Notice: Eighth Circuit Rule 28a(k) Governs Citation of Unpublished Opinions and Provides That They Are Not Precedent and Generally Should Not Be Cited Unless Relevant to Establishing the Doctrines of Res Judicata, Collateral Estoppel, the Law of the Case, or if the Opinion Has Persuasive Value on a Material Issue and No Published Opinion Would Serve As Well.alfred Taylor, Appellant, v. William J. Snider; Drug Enforcement Agency, Appellees, 963 F.2d 376 (8th Cir. 1992)

Annotate this Case
US Court of Appeals for the Eighth Circuit - 963 F.2d 376 (8th Cir. 1992) Submitted: February 12, 1992. Filed: June 2, 1992

Before McMILLIAN, FAGG, and BOWMAN, Circuit Judges.


Alfred Taylor appeals the district court's order dismissing Taylor's action to set aside the Drug Enforcement Agency's (DEA) forfeiture of his Mercedes-Benz automobile. We affirm.

Following Taylor's arrest for a drug-related crime, the DEA seized Taylor's automobile and started forfeiture proceedings under 21 U.S.C. § 881(a) (4) (1982) (vehicle used to facilitate sale of controlled substance subject to civil forfeiture). The DEA sent Taylor a notice of the seizure by registered mail to the correctional facility where Taylor was incarcerated. The notice was delivered and a receipt signed by someone other than Taylor was returned to the DEA.

The notice informed Taylor of the forfeiture proceeding and advised Taylor, "You may petition the DEA to return the property or your interest in it to you ... and/or you may contest the seizure and forfeiture of the property in COURT." The notice instructed Taylor to file a claim of ownership with the DEA "within twenty (20) days of the first date of publication of the notice of seizure" if he wished to challenge the forfeiture in court. See 19 U.S.C. § 1608 (Supp. V 1987). When Taylor did not file a claim of ownership within the required time period, the DEA entered a declaration of forfeiture and released the automobile to the bank holding a lien against it.
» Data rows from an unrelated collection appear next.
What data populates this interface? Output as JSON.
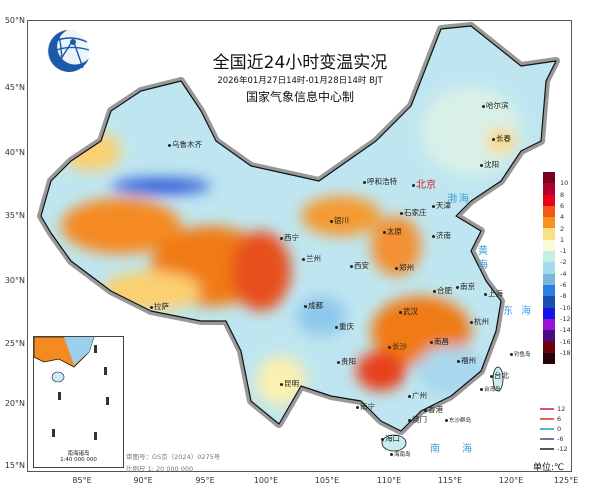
{
  "title": "全国近24小时变温实况",
  "subtitle": "2026年01月27日14时-01月28日14时 BJT",
  "organization": "国家气象信息中心制",
  "logo": "cma-globe-logo",
  "latitude_labels": [
    "50°N",
    "45°N",
    "40°N",
    "35°N",
    "30°N",
    "25°N",
    "20°N",
    "15°N"
  ],
  "longitude_labels": [
    "85°E",
    "90°E",
    "95°E",
    "100°E",
    "105°E",
    "110°E",
    "115°E",
    "120°E",
    "125°E"
  ],
  "colorbar": {
    "ticks": [
      "10",
      "8",
      "6",
      "4",
      "2",
      "1",
      "-1",
      "-2",
      "-4",
      "-6",
      "-8",
      "-10",
      "-12",
      "-14",
      "-16",
      "-18"
    ],
    "colors": [
      "#7a0022",
      "#b0002e",
      "#e8001c",
      "#f05a14",
      "#f7941d",
      "#fbe08a",
      "#fbfbd6",
      "#c4efe4",
      "#a6d8ee",
      "#7cb6dc",
      "#2a7fe0",
      "#1a4fb0",
      "#1414e8",
      "#9a10d8",
      "#4a0a80",
      "#6a0010",
      "#2a0008"
    ]
  },
  "contour_legend": [
    {
      "label": "12",
      "color": "#e05070"
    },
    {
      "label": "6",
      "color": "#ee6060"
    },
    {
      "label": "0",
      "color": "#5ab0e0"
    },
    {
      "label": "-6",
      "color": "#8a6a9a"
    },
    {
      "label": "-12",
      "color": "#555555"
    }
  ],
  "unit": "单位:℃",
  "review_number": "审图号：GS京（2024）0275号",
  "scale": "比例尺 1: 20 000 000",
  "inset": {
    "title": "南海诸岛",
    "scale": "1:40 000 000"
  },
  "cities": [
    {
      "name": "北京",
      "capital": true
    },
    {
      "name": "天津"
    },
    {
      "name": "石家庄"
    },
    {
      "name": "太原"
    },
    {
      "name": "呼和浩特"
    },
    {
      "name": "银川"
    },
    {
      "name": "西宁"
    },
    {
      "name": "兰州"
    },
    {
      "name": "西安"
    },
    {
      "name": "郑州"
    },
    {
      "name": "济南"
    },
    {
      "name": "合肥"
    },
    {
      "name": "哈尔滨"
    },
    {
      "name": "长春"
    },
    {
      "name": "沈阳"
    },
    {
      "name": "乌鲁木齐"
    },
    {
      "name": "成都"
    },
    {
      "name": "重庆"
    },
    {
      "name": "贵阳"
    },
    {
      "name": "昆明"
    },
    {
      "name": "南宁"
    },
    {
      "name": "武汉"
    },
    {
      "name": "长沙"
    },
    {
      "name": "南昌"
    },
    {
      "name": "杭州"
    },
    {
      "name": "南京"
    },
    {
      "name": "上海"
    },
    {
      "name": "福州"
    },
    {
      "name": "台北"
    },
    {
      "name": "广州"
    },
    {
      "name": "香港"
    },
    {
      "name": "澳门"
    },
    {
      "name": "海口"
    },
    {
      "name": "拉萨"
    }
  ],
  "seas": [
    "渤海",
    "黄海",
    "东海",
    "南海"
  ],
  "islands": [
    "台湾岛",
    "钓鱼岛",
    "东沙群岛",
    "海南岛"
  ]
}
Several months later, Taylor sent the DEA a letter claiming ownership of the automobile. Taylor attached a copy of the notice of seizure that the DEA had mailed to him at the correctional facility. When the DEA informed Taylor that his automobile had already been forfeited, Taylor filed this action challenging the forfeiture and seeking the return of his automobile. The district court dismissed the action for lack of jurisdiction because Taylor had failed to file a timely claim of ownership with the DEA.

On appeal, Taylor contends the untimely filing of his claim of ownership is not a jurisdictional bar to this action because the twenty-day filing period is not a statute of limitations, but rather, is a timeliness requirement subject to equitable tolling. Taylor thus contends his claim of ownership should be considered timely.
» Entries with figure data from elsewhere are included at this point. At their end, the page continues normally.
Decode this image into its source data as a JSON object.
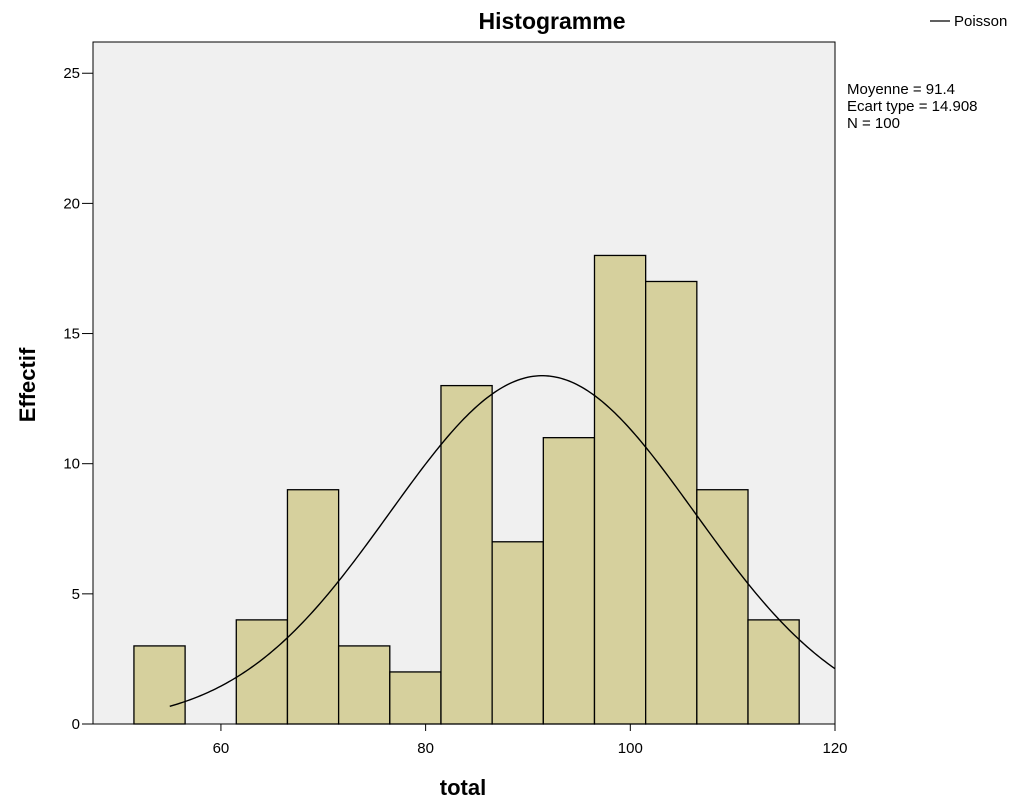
{
  "chart_data": {
    "type": "bar",
    "title": "Histogramme",
    "xlabel": "total",
    "ylabel": "Effectif",
    "xlim": [
      47.5,
      120
    ],
    "ylim": [
      0,
      26.2
    ],
    "xticks": [
      60,
      80,
      100,
      120
    ],
    "yticks": [
      0,
      5,
      10,
      15,
      20,
      25
    ],
    "bins": [
      {
        "start": 51.5,
        "end": 56.5,
        "count": 3
      },
      {
        "start": 56.5,
        "end": 61.5,
        "count": 0
      },
      {
        "start": 61.5,
        "end": 66.5,
        "count": 4
      },
      {
        "start": 66.5,
        "end": 71.5,
        "count": 9
      },
      {
        "start": 71.5,
        "end": 76.5,
        "count": 3
      },
      {
        "start": 76.5,
        "end": 81.5,
        "count": 2
      },
      {
        "start": 81.5,
        "end": 86.5,
        "count": 13
      },
      {
        "start": 86.5,
        "end": 91.5,
        "count": 7
      },
      {
        "start": 91.5,
        "end": 96.5,
        "count": 11
      },
      {
        "start": 96.5,
        "end": 101.5,
        "count": 18
      },
      {
        "start": 101.5,
        "end": 106.5,
        "count": 17
      },
      {
        "start": 106.5,
        "end": 111.5,
        "count": 9
      },
      {
        "start": 111.5,
        "end": 116.5,
        "count": 4
      }
    ],
    "curve": {
      "name": "Poisson",
      "mean": 91.4,
      "sd": 14.908,
      "n": 100,
      "bin_width": 5
    },
    "stats": [
      "Moyenne = 91.4",
      "Ecart type = 14.908",
      "N = 100"
    ],
    "legend_position": "top-right",
    "grid": false,
    "colors": {
      "bar_fill": "#d6d09d",
      "bar_stroke": "#000000",
      "plot_background": "#f0f0f0",
      "curve": "#000000"
    }
  }
}
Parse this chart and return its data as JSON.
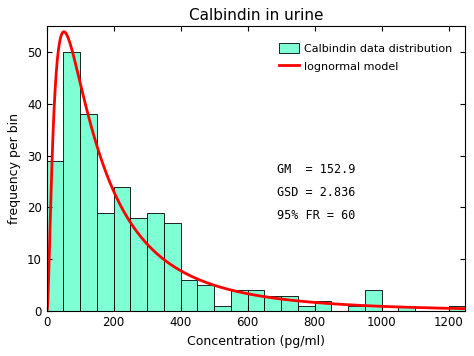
{
  "title": "Calbindin in urine",
  "xlabel": "Concentration (pg/ml)",
  "ylabel": "frequency per bin",
  "bar_color": "#7FFFD4",
  "bar_edge_color": "#000000",
  "line_color": "#FF0000",
  "xlim": [
    0,
    1250
  ],
  "ylim": [
    0,
    55
  ],
  "xticks": [
    0,
    200,
    400,
    600,
    800,
    1000,
    1200
  ],
  "yticks": [
    0,
    10,
    20,
    30,
    40,
    50
  ],
  "bin_width": 50,
  "bar_lefts": [
    0,
    50,
    100,
    150,
    200,
    250,
    300,
    350,
    400,
    450,
    500,
    550,
    600,
    650,
    700,
    750,
    800,
    850,
    900,
    950,
    1000,
    1050,
    1100,
    1150,
    1200
  ],
  "bar_heights": [
    29,
    50,
    38,
    19,
    24,
    18,
    19,
    17,
    6,
    5,
    1,
    4,
    4,
    3,
    3,
    1,
    2,
    0,
    1,
    4,
    0,
    1,
    0,
    0,
    1
  ],
  "GM": 152.9,
  "GSD": 2.836,
  "FR": 60,
  "legend_label_bar": "Calbindin data distribution",
  "legend_label_line": "lognormal model",
  "annotation_line1": "GM  = 152.9",
  "annotation_line2": "GSD = 2.836",
  "annotation_line3": "95% FR = 60",
  "background_color": "#ffffff",
  "figwidth": 4.74,
  "figheight": 3.56,
  "dpi": 100
}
Accepting Taylor's contention at face value for the purpose of this appeal, we conclude Taylor cannot prevail. The district court specifically found the DEA had complied with the civil forfeiture requirements for the seizure of Taylor's automobile. See 21 C.F.R. § 1316.71-.81 (1991). Taylor does not contend the notice of seizure was substantively deficient or misleading, or that the DEA was involved in any sort of affirmative misconduct. See Baldwin County Welcome Ctr. v. Brown, 466 U.S. 147, 151 (1984) (per curiam) (courts may toll limitations period when plaintiff received inadequate notice or when affirmative misconduct by defendant lulled plaintiff into inaction); Harris v. Administrator, Veterans Admin., 924 F.2d 148, 150 (8th Cir. 1991). Although Taylor contends he did not actually receive the notice of seizure until the filing period had passed, Taylor does not dispute that the correctional facility actually received the notice. We thus conclude the DEA complied with its obligation to give adequate notice of the forfeiture.

There being no basis to impose equitable tolling against the DEA in this civil forfeiture action, we affirm.